What were the risks associated with China's export-led growth strategy?
Along the way, export-led growth has also created
serious structural imbalances highlighted
by underutilised savings, slow growth of residential income and domestic consumption, and heavy reliance on investment.
How does import substitution compare to export-led growth?
How does import substitution compare to export-led growth? Import substitution
seeks to develop local industries to produce items that the country had been importing
, whereas export-led growth seeks to develop local industries that can compete in specific niches in the world economy.
Is it better to have a higher or lower multiplier effect and why?
With a
high multiplier
, any change in aggregate demand will tend to be substantially magnified, and so the economy will be more unstable. With a low multiplier, by contrast, changes in aggregate demand will not be multiplied much, so the economy will tend to be more stable.

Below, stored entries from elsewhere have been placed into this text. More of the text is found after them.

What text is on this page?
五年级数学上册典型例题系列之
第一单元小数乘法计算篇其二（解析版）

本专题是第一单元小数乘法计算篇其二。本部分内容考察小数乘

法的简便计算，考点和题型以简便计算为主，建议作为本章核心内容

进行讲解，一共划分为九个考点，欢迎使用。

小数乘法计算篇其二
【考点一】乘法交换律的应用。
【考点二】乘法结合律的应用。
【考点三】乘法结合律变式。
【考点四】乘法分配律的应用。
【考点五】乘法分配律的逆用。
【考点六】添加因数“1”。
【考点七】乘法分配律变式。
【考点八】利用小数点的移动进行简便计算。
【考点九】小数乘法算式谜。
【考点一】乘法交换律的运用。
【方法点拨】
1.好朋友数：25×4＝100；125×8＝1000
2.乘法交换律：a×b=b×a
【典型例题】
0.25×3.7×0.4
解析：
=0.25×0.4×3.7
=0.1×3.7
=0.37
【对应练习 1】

What causes increase in exports?
Productivity
: The more productive a country's workers are, the lower the labour costs per unit and cheaper its products. A rise in productivity is likely to lead to greater number of households and firms buying more of the country's products – so exports should rise and imports fall.
How important is exports to a country's growth?
A trade surplus contributes to economic growth in a country. When there are more exports, it means that there is
a high level of output from a country's factories and industrial facilities
, as well as a greater number of people that are being employed in order to keep these factories in operation.